- City: Jamestown, New York
- League: Mid-Atlantic Hockey League
- Founded: 2007
- Home arena: Jamestown Savings Bank Ice Arena
- Colors: navy blue, light blue, gold
- Owners: Vikings Professional Hockey Club, LLC
- Head coach: Brad Zangs

Franchise history
- 2007-2008: Jamestown Vikings
- 2008: Lake Erie Vikings

Championships
- Regular season titles: 0

= Jamestown Vikings =

Professional ice hockey team

The Jamestown Vikings were a professional ice hockey team that played in the now defunct Mid-Atlantic Hockey League. They were in Jamestown, New York at the Jamestown Savings Bank Ice Arena.

==Team history==
The league canceled the remainder of the 2007-08 season and suspended operations on February 12, 2008. The MAHL planned to return with teams in new locations in 2008-09. The Vikings and Valley Forge Freedom, the league's two most fiscally solvent franchises, were expected to remain in the league if and when the league returns.
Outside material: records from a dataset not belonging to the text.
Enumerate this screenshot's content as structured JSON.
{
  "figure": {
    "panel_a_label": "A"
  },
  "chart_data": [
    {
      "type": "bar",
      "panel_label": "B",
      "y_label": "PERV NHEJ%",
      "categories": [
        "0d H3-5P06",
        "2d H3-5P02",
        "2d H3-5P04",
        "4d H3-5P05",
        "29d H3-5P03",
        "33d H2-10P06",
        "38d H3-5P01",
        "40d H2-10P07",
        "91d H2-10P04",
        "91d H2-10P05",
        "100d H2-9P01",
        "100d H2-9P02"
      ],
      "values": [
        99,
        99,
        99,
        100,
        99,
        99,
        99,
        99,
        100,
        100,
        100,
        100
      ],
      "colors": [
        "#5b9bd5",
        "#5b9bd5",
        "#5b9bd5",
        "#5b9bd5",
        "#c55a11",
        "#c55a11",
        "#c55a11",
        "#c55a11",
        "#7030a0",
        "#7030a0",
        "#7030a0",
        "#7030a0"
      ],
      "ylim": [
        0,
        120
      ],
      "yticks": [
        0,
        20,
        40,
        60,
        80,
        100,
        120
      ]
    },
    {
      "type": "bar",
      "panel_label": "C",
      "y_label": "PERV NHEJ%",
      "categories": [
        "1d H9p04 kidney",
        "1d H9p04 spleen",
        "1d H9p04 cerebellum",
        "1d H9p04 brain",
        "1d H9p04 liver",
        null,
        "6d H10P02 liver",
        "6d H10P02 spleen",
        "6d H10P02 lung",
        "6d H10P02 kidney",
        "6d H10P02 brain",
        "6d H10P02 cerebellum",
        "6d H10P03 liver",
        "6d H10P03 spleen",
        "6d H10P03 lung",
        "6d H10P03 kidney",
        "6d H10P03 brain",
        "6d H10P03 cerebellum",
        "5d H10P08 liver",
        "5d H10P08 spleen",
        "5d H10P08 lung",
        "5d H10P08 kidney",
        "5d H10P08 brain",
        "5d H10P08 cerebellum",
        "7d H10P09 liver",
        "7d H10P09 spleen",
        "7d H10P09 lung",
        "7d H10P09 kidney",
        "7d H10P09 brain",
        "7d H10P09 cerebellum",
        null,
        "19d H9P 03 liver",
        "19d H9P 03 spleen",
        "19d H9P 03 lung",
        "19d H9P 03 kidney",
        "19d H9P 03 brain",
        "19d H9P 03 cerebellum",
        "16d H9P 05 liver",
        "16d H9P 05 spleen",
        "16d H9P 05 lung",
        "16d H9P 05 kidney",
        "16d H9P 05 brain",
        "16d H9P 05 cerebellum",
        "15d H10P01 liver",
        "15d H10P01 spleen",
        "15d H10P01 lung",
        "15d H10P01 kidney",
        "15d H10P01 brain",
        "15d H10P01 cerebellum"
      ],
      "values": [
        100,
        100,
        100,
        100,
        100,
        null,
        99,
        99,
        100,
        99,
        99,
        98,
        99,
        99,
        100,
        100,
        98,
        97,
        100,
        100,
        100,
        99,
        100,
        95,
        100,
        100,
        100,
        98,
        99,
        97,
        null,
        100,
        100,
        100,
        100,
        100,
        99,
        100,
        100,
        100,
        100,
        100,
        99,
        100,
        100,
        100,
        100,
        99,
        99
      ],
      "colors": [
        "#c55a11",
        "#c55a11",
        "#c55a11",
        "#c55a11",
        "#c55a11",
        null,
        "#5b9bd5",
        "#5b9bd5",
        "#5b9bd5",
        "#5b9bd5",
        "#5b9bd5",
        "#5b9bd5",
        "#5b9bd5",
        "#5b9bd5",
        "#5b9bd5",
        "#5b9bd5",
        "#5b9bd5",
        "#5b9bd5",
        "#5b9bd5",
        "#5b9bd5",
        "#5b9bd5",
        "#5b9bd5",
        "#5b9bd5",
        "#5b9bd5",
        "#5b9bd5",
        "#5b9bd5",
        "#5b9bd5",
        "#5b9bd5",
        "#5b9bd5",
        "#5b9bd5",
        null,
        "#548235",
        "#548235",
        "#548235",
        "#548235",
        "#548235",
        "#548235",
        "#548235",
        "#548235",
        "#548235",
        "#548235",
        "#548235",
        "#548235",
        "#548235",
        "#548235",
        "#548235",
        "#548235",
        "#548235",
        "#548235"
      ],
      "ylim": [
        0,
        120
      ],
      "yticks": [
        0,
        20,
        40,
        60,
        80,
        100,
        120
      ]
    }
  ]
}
After the season ended, several Vikings players went on a drunken rampage at a local lodge in Jamestown, believing that league and team owner Andrew Haines owned the lodge (he did not) and causing tens of thousands of dollars in damage. League officials originally said that they fully expected the Vikings to be a part of a renewed league in 2008-09. However, on March 18, the league announced that the Jamestown team would move to Ohio, and play as the Lake Erie Vikings, citing the vandalism incident as the primary reason for the departure. It was later revealed that the Jamestown Savings Bank Ice Arena had revoked the Vikings' lease because of the league's financial problems. The team later announced its intentions to begin play at "The Pond" in Auburn Township, Geauga County, Ohio, but after the folding of the MAHL in September 2008, the Vikings never played again.

A junior "A" hockey franchise named the Jamestown Jets replaced the Vikings in Jamestown.